1. In this case the question is whether Section 45 of the Criminal Procedure Code or Section 147 of the same Code was the proper rule of law under which the Court below should have proceeded.
2. It appears that there is a well in Najibabad from which the Hindus draw water, but they object to the Mohammedans drawing it. A petition of complaint was filed on behalf of certain Mohammedans before the Court of a Magistrate complaining that the Hindus had been so using the well as to make it impossible for the Mohammedans to use the same. They complained, among other matters, that the Hindus were bathing at the well and defiling the well water.
3. The learned Magistrate issued notice to some of the Hindus and some of the Mohammedans and started a case under Section 145 of the Criminal Procedure Code. After taking evidence he tame to the conclusion that he was not satisfied as to the exclusive possession of either party and thereupon he ordered the well to be attached under Section 146 of the Criminal Procedure Code.
4. In this Court several points have been taken and one of them is that the learned Magistrate ought to have proceeded under Section 147 of the Criminal Procedure Code. The argument is this. On the admission of both sides the Hindus have been using the well and that the only contention before the Court was whether the Mohammedans also had the right to use the well. There is also a contention that the learned Magistrate ought not to have chosen the parties who were to represent either side before him. It is said that if the learned Magistrate passed an order, that order should bind only those whom he has chosen and not a whole community.

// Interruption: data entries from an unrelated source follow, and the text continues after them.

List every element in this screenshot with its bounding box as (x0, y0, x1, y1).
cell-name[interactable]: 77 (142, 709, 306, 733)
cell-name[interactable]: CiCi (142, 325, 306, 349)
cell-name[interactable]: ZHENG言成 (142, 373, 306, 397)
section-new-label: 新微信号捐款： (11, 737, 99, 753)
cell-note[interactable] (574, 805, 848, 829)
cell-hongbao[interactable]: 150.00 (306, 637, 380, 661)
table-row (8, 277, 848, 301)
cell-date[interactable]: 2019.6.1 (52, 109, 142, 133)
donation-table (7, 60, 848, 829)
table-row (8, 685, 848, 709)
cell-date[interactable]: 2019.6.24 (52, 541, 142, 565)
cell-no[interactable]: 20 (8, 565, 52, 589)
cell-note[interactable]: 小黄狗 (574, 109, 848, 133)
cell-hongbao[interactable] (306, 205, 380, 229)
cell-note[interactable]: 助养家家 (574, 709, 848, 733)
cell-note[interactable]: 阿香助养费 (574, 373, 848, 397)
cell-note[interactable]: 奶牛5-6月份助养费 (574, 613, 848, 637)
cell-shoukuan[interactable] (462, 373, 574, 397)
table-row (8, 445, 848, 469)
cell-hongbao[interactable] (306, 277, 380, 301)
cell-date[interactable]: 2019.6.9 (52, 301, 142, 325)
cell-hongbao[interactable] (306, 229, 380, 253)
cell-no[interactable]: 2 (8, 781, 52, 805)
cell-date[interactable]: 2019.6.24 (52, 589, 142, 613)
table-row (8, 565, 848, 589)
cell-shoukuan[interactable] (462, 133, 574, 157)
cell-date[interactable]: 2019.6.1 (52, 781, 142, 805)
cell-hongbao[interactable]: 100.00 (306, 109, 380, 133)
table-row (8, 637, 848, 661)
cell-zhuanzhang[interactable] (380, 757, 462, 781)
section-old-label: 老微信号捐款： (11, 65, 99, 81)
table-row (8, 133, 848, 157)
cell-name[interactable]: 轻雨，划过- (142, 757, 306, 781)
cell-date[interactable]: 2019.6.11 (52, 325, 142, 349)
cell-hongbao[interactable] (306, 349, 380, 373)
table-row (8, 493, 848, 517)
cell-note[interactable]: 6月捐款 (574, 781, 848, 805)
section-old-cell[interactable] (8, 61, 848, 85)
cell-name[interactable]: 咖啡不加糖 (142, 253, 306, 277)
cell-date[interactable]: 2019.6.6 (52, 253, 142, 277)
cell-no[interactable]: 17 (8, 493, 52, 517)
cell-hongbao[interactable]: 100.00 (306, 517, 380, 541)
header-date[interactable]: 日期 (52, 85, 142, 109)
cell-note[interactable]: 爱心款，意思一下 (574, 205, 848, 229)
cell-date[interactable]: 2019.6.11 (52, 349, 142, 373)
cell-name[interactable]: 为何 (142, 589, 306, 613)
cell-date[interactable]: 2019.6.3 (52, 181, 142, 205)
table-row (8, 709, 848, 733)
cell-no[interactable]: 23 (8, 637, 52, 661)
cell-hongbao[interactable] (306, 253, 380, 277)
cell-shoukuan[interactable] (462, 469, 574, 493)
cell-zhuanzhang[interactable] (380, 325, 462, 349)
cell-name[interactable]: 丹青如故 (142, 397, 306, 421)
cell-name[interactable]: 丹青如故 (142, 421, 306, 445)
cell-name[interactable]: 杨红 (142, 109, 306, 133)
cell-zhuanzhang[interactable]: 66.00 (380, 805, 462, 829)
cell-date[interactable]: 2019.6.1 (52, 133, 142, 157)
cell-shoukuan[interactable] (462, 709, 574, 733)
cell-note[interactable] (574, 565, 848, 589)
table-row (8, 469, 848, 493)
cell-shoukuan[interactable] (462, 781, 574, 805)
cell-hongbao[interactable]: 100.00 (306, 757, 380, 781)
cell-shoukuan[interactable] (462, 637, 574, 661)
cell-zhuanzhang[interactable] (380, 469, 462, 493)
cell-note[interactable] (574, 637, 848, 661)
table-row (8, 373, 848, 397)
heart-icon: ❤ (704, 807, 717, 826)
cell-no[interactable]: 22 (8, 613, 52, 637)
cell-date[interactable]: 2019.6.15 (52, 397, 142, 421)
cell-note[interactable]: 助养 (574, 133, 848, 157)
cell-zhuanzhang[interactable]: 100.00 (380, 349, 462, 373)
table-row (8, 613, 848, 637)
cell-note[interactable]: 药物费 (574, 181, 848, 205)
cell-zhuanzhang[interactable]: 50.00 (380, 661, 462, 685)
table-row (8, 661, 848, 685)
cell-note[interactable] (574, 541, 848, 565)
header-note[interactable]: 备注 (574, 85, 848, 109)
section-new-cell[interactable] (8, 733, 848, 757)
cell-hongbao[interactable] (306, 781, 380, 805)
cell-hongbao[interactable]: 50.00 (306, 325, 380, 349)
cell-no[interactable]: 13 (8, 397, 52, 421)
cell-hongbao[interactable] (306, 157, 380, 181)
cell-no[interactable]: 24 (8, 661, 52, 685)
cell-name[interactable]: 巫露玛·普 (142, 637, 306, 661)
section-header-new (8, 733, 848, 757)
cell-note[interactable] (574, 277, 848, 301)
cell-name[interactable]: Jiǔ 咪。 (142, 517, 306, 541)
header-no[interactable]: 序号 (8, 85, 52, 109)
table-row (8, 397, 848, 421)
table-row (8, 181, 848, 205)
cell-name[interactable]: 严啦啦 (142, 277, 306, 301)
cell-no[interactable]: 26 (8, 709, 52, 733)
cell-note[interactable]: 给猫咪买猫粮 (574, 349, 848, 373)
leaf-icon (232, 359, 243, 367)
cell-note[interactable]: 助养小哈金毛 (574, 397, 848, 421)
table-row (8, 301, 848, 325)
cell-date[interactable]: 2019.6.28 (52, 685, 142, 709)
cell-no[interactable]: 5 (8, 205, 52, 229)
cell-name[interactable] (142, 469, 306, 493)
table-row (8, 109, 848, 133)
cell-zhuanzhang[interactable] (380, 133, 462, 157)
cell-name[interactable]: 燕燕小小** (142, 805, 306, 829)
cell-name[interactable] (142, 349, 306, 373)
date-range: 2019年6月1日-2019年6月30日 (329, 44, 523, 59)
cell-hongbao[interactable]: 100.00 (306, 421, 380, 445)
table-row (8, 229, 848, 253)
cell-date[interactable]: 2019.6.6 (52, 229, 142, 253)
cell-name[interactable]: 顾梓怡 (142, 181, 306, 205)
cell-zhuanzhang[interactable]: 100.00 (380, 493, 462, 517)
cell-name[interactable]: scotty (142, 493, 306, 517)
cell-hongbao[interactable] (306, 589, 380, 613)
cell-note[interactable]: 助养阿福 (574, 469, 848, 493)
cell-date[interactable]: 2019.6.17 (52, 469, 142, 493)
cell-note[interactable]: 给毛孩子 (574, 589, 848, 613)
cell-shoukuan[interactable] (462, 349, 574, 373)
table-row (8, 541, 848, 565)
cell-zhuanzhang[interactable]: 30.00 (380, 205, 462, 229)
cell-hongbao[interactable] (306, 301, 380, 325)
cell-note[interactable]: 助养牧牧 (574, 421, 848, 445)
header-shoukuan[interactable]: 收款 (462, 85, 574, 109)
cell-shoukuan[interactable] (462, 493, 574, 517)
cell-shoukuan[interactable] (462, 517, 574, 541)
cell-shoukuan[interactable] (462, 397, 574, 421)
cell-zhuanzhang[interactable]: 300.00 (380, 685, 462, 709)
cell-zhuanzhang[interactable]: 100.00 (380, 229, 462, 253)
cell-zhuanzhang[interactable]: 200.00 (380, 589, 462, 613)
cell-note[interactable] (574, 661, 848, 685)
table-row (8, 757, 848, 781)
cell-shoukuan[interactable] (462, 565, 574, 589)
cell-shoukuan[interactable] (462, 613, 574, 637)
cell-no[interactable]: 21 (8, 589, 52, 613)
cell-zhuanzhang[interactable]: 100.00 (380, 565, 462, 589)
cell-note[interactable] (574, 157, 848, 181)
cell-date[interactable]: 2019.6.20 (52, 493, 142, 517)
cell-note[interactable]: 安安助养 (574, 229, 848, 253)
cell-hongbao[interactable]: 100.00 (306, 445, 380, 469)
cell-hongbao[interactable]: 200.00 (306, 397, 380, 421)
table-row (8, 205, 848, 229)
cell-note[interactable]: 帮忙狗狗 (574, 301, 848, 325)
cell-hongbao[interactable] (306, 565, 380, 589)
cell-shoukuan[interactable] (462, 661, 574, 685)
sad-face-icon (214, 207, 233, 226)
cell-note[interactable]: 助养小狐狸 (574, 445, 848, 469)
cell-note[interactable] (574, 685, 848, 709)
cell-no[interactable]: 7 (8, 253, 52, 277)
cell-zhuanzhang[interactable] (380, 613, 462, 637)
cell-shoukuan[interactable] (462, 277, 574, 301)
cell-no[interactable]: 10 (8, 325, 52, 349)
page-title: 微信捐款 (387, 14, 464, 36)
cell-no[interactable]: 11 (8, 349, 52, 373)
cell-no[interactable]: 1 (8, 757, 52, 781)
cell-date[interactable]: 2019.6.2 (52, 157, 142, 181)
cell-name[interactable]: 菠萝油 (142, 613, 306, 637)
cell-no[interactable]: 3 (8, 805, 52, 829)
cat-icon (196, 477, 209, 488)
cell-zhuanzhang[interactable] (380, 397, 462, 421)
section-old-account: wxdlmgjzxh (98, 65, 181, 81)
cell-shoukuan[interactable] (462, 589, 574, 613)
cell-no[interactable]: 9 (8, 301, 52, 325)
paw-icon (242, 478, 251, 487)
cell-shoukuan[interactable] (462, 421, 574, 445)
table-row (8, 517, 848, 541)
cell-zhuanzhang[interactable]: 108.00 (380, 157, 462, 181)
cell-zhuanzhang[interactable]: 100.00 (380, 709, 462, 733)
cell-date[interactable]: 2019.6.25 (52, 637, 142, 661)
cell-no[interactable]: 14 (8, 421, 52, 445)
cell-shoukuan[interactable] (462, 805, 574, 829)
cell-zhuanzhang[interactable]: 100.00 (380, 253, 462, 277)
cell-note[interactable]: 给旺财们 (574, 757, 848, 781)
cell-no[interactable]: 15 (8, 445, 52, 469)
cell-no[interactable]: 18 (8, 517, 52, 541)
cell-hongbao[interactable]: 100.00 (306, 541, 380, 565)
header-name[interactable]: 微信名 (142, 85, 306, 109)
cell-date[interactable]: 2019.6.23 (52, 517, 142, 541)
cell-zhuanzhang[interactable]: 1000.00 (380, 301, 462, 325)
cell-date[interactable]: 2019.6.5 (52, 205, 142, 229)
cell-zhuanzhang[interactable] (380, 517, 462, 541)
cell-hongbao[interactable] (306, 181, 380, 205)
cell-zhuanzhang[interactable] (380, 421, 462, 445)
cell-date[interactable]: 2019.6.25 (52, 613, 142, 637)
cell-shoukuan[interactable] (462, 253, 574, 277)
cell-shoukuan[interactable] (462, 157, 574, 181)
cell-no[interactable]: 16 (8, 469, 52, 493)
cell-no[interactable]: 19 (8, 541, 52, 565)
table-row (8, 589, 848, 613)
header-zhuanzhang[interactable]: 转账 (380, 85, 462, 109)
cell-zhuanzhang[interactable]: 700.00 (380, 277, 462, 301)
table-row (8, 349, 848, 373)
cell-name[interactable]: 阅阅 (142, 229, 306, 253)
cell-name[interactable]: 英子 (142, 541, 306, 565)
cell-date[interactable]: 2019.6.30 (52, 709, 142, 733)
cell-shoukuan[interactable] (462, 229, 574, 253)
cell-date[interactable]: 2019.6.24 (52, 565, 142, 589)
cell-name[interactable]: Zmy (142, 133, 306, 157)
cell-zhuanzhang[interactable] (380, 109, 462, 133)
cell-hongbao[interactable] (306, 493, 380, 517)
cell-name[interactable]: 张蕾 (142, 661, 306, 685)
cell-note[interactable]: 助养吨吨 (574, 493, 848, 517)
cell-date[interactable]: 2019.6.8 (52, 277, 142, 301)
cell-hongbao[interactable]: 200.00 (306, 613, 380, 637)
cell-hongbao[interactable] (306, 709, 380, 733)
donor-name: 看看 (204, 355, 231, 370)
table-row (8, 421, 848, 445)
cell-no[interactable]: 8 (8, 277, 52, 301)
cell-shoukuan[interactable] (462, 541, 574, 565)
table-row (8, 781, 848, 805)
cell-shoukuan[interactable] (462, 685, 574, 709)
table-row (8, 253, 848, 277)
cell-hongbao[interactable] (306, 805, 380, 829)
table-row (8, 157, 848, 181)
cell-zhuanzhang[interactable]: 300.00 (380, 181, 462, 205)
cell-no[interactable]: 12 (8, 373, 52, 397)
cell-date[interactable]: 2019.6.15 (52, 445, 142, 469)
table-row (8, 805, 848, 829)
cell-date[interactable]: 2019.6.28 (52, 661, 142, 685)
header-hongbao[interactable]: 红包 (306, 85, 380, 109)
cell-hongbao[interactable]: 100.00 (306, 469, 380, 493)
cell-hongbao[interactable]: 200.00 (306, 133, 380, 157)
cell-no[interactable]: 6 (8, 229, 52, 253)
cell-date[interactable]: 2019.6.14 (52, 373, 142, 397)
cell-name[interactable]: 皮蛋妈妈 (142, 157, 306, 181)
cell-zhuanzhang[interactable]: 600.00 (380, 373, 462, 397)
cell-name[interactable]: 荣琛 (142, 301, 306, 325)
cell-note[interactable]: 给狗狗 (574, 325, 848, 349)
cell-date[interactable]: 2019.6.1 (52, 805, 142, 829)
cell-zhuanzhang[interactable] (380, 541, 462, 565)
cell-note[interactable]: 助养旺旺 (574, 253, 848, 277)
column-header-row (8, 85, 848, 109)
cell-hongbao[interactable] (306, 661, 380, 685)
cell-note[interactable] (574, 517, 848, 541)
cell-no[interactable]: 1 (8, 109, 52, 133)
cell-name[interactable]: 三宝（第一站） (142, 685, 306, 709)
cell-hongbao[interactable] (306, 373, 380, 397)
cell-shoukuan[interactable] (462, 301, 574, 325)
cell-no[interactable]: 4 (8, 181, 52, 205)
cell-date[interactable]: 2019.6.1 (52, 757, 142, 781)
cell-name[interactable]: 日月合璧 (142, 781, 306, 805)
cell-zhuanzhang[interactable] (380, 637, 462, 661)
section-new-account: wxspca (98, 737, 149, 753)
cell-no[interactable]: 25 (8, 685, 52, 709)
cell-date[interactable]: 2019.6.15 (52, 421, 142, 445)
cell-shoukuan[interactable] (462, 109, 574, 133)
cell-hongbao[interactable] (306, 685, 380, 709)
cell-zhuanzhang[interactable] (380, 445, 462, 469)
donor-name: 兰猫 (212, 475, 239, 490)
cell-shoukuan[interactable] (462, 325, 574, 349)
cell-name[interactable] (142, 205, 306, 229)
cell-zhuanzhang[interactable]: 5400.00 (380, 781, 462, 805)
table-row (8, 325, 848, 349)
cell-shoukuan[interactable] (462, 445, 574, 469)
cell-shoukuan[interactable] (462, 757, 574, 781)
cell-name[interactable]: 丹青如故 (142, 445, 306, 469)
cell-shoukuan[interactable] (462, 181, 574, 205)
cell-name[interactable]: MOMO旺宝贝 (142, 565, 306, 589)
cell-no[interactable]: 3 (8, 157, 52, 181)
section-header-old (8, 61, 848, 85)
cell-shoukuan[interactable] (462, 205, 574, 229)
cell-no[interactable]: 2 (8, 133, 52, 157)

5. I will take the last point first. The learned Counsel for the applicants has not been able to point out to me any rule of procedure like the one contained in Order 1, Rule 8 of the Civil Procedure Code by which a representative suit may be brought or a representative defence may be set up. An order under Chapter 12 of the Criminal Procedure Code is more or less an executive order and it is designed to avoid a breach of the peace. In the circumstances the Magistrate would be, in my opinion, justified in choosing out who should be the right people to represent each community and after hearing whom he should either permit a community to do a certain thing or to prevent it from doing it till a Civil Court has decided upon the rights of the parties. The second argument, therefore, does not hold good.
6. As regards the first point, I am of opinion that it has got great force. The well is not such a property as can be said to be in the exclusive possession of any one particular person so long as the public or a part of it is allowed access to it. So far it being common ground that the Hindus had been using the well, the real question for decision before the learned Magistrate was whether the Mohammedans also had a right to use the same. In this view Section 147 of the Criminal Procedure Code applied and there was no justification for preventing the Hindus from using the well.

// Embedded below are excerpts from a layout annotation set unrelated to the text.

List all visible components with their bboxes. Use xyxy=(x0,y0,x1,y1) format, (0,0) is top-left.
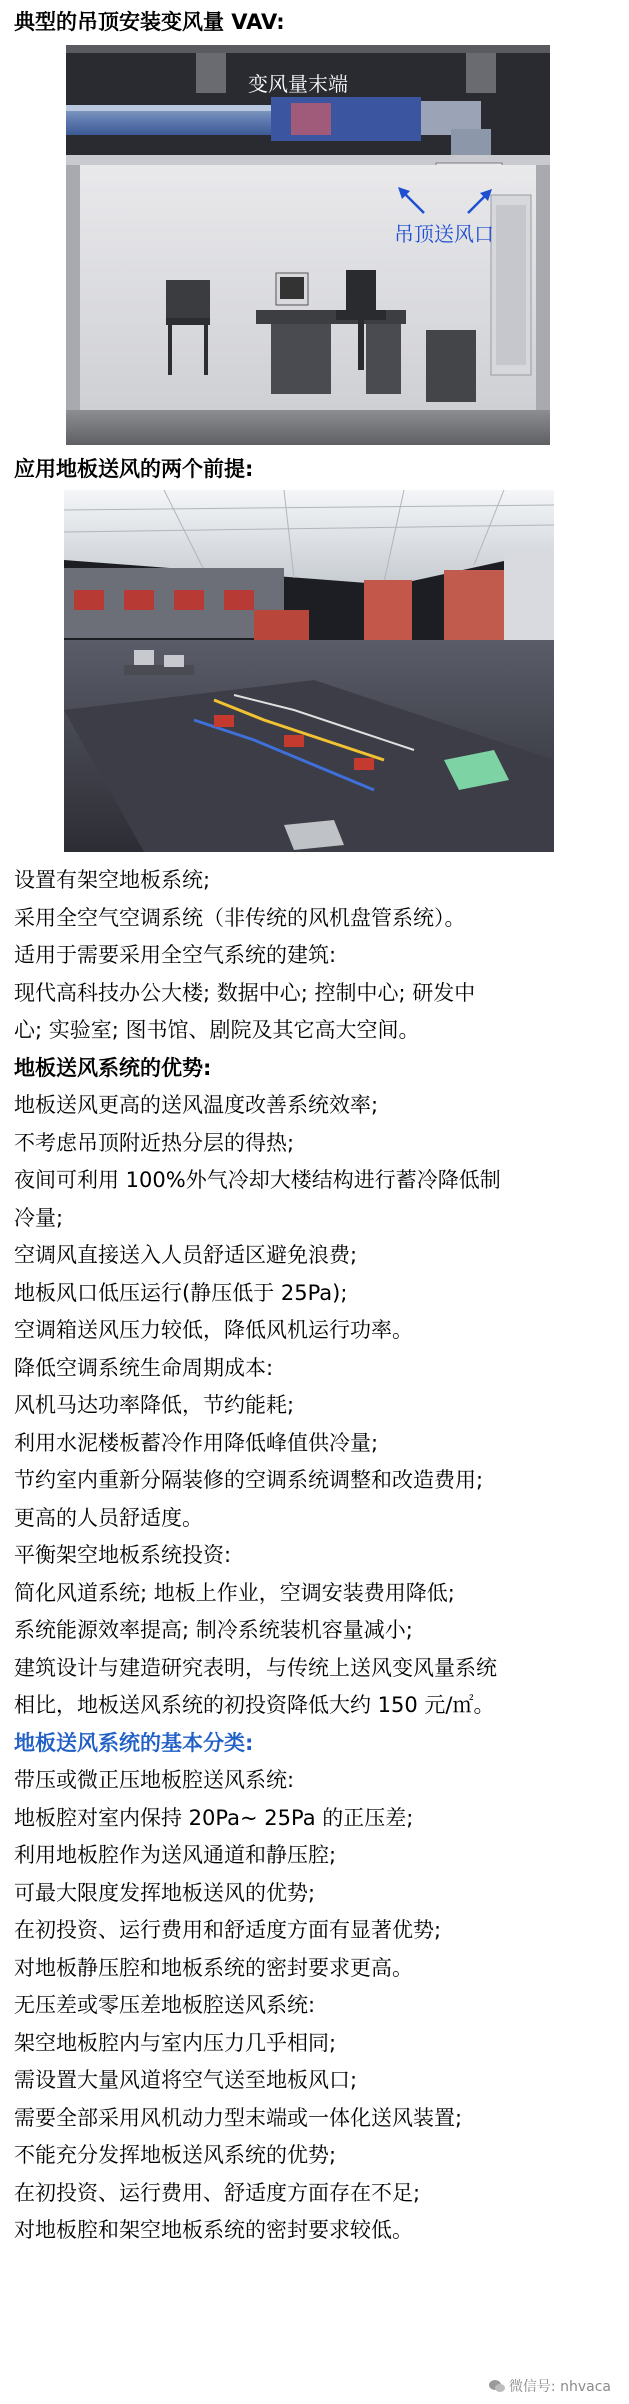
text-line: 在初投资、运行费用、舒适度方面存在不足; xyxy=(14,2181,421,2205)
text-line: 系统能源效率提高; 制冷系统装机容量减小; xyxy=(14,1618,413,1642)
text-line: 对地板静压腔和地板系统的密封要求更高。 xyxy=(14,1956,413,1980)
text-line: 无压差或零压差地板腔送风系统: xyxy=(14,1993,316,2017)
text-line: 架空地板腔内与室内压力几乎相同; xyxy=(14,2031,337,2055)
text-line: 风机马达功率降低，节约能耗; xyxy=(14,1393,295,1417)
text-line: 不考虑吊顶附近热分层的得热; xyxy=(14,1131,295,1155)
title-vav: 典型的吊顶安装变风量 VAV: xyxy=(14,10,285,34)
title-premise: 应用地板送风的两个前提: xyxy=(14,457,254,481)
text-line: 利用地板腔作为送风通道和静压腔; xyxy=(14,1843,337,1867)
text-line: 简化风道系统; 地板上作业，空调安装费用降低; xyxy=(14,1581,455,1605)
vav-ceiling-illustration xyxy=(66,45,550,445)
text-line: 降低空调系统生命周期成本: xyxy=(14,1356,274,1380)
text-line: 心; 实验室; 图书馆、剧院及其它高大空间。 xyxy=(14,1018,420,1042)
text-line: 空调箱送风压力较低，降低风机运行功率。 xyxy=(14,1318,413,1342)
text-line: 现代高科技办公大楼; 数据中心; 控制中心; 研发中 xyxy=(14,981,476,1005)
text-line: 需要全部采用风机动力型末端或一体化送风装置; xyxy=(14,2106,463,2130)
label-ceiling-diffuser: 吊顶送风口 xyxy=(394,222,494,246)
section-heading: 地板送风系统的优势: xyxy=(14,1056,212,1080)
text-line: 利用水泥楼板蓄冷作用降低峰值供冷量; xyxy=(14,1431,379,1455)
text-line: 平衡架空地板系统投资: xyxy=(14,1543,232,1567)
text-line: 空调风直接送入人员舒适区避免浪费; xyxy=(14,1243,358,1267)
text-line: 相比，地板送风系统的初投资降低大约 150 元/㎡。 xyxy=(14,1693,495,1717)
text-line: 需设置大量风道将空气送至地板风口; xyxy=(14,2068,358,2092)
watermark xyxy=(489,2376,611,2396)
section-heading: 地板送风系统的基本分类: xyxy=(14,1731,254,1755)
text-line: 建筑设计与建造研究表明，与传统上送风变风量系统 xyxy=(14,1656,497,1680)
text-line: 节约室内重新分隔装修的空调系统调整和改造费用; xyxy=(14,1468,484,1492)
text-line: 冷量; xyxy=(14,1206,64,1230)
text-line: 不能充分发挥地板送风系统的优势; xyxy=(14,2143,337,2167)
text-line: 夜间可利用 100%外气冷却大楼结构进行蓄冷降低制 xyxy=(14,1168,501,1192)
text-line: 地板送风更高的送风温度改善系统效率; xyxy=(14,1093,379,1117)
watermark-text: 微信号: nhvaca xyxy=(508,2379,611,2395)
text-line: 在初投资、运行费用和舒适度方面有显著优势; xyxy=(14,1918,442,1942)
wechat-icon xyxy=(489,2379,505,2393)
text-line: 对地板腔和架空地板系统的密封要求较低。 xyxy=(14,2218,413,2242)
text-line: 设置有架空地板系统; xyxy=(14,868,211,892)
label-vav-terminal: 变风量末端 xyxy=(248,72,348,96)
text-line: 地板腔对室内保持 20Pa~ 25Pa 的正压差; xyxy=(14,1806,414,1830)
text-line: 采用全空气空调系统（非传统的风机盘管系统）。 xyxy=(14,906,466,930)
text-line: 地板风口低压运行(静压低于 25Pa); xyxy=(14,1281,348,1305)
text-line: 可最大限度发挥地板送风的优势; xyxy=(14,1881,316,1905)
text-line: 更高的人员舒适度。 xyxy=(14,1506,203,1530)
text-line: 带压或微正压地板腔送风系统: xyxy=(14,1768,295,1792)
underfloor-air-illustration xyxy=(64,490,554,852)
text-line: 适用于需要采用全空气系统的建筑: xyxy=(14,943,337,967)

7. In my opinion the learned Magistrate has to come to a definite conclusion as to whether the Mohammedans have a right to use the well or not. It may be that they have failed to establish conclusively to the mind of the Magistrate that the right exists. In that case the Magistrate will be bound to say that the right does not exist. But the learned Magistrate has not at all approached the case from this point of view and I am not prepared to accept his finding that he is unable to decide which party is in possession as amounting to a finding that the Mohammedans' right to use the well has not been established.
8. I set aside the order dated the 18bh of August, 1924 and direct the learned Magistrate to proceed according to law. He will take such fresh evidence as may be adduced and come to a definite finding as to whether the right claimed on behalf of the Mohammedans exists or not and then pass an order agreeable with Section 147 of the Criminal Procedure Code. I make no order as to casts in this Court.